Friday, September 28, 2012

REVOLUTION NEEDS SPARK TO LIGHT UP NEW TV SEASON

The new TV season is shaping up to be a slim one for science fiction fans. Several shows will be returning, of course—the final season of J.J. Abrams’ excellent FRINGE, the more paranormal SUPERNATURAL and WAREHOUSE 13 and the thrillers PERSON OF INTEREST and NIKITA, for example. (The return of the alien-battling FALLING SKIES must wait until January.)

But only one new show can claim true science fiction bona fides so far this fall: NBC’s REVOLUTION, a near-future post-apocalyptic adventure series from the minds of J.J. Abrams and Eric Kripke (of SUPERNATURAL fame). First episodes were directed by Jon Favreau (IRON MAN). So right away I’m thinking, with this much talent how can you possibly go wrong?

The short answer is: by not following your own creative instincts and letting the network dictate your parameters. Take the premise, for example. One day in the not too distant future, all the electricity simply stops working. All at once, without explanation. Cars crash on the highway. Planes drop out of the sky. Chaos ensues, and the country (indeed the world and all its many governments) falls apart.

This is not exactly an original idea. Science fiction author S.M. Stirling’s 2005 novel Dies the Fire, the first in his The Change trilogy, describes a time in our immediate future following a flash of light that renders all electronic devices, electricity and firearms useless. (If I remember correctly, Stirling explained that any quick thermodynamic reactions were untenable, thus no explosions, no gas combustion engines, etc. Humankind was instantly set back to the Dark Ages.) Stirling set his folks much more of a challenge and, at the same time, eliminated the basic inequalities of folks-with-guns vs. folks-without.

But, okay, ideas are not copyrightable, so we’ll move along. In REVOLUTION the assumption is made (as it always is in the post-apocalyptics) that lack of our comfy lifestyle immediately brings down our fragile government. Within fifteen years, according to the premise, we are left with nothing but a “militia” (national? local? that’s not clear yet from the two episodes I’ve seen) that terrorizes the peaceful little villages that have sprung up in former suburban cul-de-sacs. Of course, no one is allowed to own guns except the militia. Yes. The political point is as subtle as a rifle butt to the head. This will be the survivalists’ favorite new show, with extremely high ratings in places like Idaho and West Virginia.

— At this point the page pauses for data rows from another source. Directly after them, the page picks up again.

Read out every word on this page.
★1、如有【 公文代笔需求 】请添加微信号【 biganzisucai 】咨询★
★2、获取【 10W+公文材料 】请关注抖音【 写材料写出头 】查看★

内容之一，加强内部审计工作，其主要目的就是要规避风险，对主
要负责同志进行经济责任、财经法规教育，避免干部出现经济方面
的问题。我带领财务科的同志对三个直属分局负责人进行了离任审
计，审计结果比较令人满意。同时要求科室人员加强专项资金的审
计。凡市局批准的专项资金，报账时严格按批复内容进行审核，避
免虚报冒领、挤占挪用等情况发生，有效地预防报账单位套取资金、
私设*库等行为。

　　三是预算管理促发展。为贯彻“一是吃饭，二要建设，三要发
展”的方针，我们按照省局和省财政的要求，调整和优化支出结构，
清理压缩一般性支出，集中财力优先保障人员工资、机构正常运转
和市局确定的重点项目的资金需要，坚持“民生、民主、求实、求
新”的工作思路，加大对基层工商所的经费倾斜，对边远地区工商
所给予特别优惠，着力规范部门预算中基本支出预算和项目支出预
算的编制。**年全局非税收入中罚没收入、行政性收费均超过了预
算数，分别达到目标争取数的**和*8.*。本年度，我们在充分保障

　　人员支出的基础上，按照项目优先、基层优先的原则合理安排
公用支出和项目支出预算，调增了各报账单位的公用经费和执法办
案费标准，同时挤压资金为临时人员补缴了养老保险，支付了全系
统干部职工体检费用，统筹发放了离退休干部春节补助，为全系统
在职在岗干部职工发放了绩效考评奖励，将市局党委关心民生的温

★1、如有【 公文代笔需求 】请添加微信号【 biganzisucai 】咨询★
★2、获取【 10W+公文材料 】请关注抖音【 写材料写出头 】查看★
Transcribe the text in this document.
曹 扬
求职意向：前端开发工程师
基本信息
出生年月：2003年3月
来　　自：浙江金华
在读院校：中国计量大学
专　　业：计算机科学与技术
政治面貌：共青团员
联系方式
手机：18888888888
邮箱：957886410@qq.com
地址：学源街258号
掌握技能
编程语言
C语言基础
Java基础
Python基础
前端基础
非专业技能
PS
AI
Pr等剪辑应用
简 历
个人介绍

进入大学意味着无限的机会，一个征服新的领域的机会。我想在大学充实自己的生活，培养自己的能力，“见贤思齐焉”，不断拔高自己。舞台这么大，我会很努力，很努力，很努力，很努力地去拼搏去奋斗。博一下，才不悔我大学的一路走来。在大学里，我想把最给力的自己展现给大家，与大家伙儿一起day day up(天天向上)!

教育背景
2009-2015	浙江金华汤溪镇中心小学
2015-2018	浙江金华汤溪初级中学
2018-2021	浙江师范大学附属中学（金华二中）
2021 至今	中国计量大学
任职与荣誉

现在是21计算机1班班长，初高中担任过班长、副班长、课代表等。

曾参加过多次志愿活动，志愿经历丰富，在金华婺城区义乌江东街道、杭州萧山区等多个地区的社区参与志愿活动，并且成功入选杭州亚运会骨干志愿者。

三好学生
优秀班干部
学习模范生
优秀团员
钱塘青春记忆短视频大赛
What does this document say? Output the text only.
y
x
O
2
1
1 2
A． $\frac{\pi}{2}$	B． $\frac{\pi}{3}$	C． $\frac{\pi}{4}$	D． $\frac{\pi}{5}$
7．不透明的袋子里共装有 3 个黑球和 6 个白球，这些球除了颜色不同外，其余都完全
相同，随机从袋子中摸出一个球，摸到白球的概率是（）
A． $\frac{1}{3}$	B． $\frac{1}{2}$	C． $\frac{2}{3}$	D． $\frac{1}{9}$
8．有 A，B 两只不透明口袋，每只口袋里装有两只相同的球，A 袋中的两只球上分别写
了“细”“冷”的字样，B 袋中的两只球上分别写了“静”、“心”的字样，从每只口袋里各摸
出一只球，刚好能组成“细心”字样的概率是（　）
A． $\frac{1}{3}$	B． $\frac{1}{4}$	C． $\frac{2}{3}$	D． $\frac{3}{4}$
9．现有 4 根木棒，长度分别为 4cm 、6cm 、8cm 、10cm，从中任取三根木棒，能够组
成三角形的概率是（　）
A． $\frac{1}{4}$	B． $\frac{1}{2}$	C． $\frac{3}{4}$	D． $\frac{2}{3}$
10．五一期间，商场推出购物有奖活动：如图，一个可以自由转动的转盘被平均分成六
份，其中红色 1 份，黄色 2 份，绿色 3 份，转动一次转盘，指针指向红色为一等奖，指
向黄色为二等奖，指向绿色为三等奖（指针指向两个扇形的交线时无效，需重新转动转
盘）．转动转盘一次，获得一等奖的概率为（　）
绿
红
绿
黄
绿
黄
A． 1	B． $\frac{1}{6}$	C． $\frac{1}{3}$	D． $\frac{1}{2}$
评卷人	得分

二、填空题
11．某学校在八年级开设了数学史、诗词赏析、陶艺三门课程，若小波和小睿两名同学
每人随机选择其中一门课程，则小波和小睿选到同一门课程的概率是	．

We skip all the ugliness from The Day the Lights Went Out until 15 years later, when the militia roams the countryside unopposed except for a few stubborn resisters who insist on hoarding U.S. flags and shooting their own deer for supper. So we can’t know how the poorly equipped militia (on horseback) managed to subdue the armed populace. We see scenes in which only a few of the members of a militia squad have guns and are taken down by one man with a sword. (Really? Maybe it’s just a lack of proper training.) Seems to me there are enough guns in the hands of private individuals in the country right now that this particular militia wouldn’t get very far. The show’s writers either need to beef up the militia or beat down the resisters.

This being network television post-HUNGER GAMES, we must have a female teenage protagonist and her rival/love interest teen heartthrob counterpoint. In this case, the girl is Charlie Matheson (Tracy Spiradakos), whose father (killed in the first episode) may have had something to do with the blackout. Charlie is searching for her brother who has been taken by the leader of the militia (Giancarlo Esposito). Of course, she carries the requisite bow weapon—at least they adapted it to a crossbow. On a quest to rescue her brother, she meets Danny, a mysteriously protective member of the enemy militia, etc.

I would already have stopped watching if that was all there was to this show. I don’t like teen protagonists. I don’t like the thinly-veiled politics. So far, the SF clichés have run amok. But a couple of little plot twists came in toward the end of the second episode that added some interest to the adult characters that may keep me watching for another few episodes. After all, as SF fans, we can’t be too picky this season. Next week, the military thriller LAST RESORT promises Andre Braugher in a RED OCTOBER-meets-LOST kind of story. I’m willing to expand the SF ranks to include a spooky nuclear war conspiracy scenario, and I’ll review it next Friday.

Cheers, Donna

1 comment:

  1. From the promos, REVOLUTION looked promising, but reading your spin it now sounds like a slightly modified Hunger Games. *sigh* No thanks. Not for me. I may give an episode or two a look via recording, but yet another unrealistic scenario souped up with a dose of teen angst just isn't my cup of Romulan ale.

    As for LAST RESORT, I did see bits and pieces of the first episode. "Outlandish" comes to mind right off the bat, but I need to view the entire episode in sequence to come up with a fair assessment.

    Sure would love to see another intelligent breakthrough Science Fiction series like Firefly or Defying Gravity introduced. (But then, of course, it would no doubt be canceled in its first season.)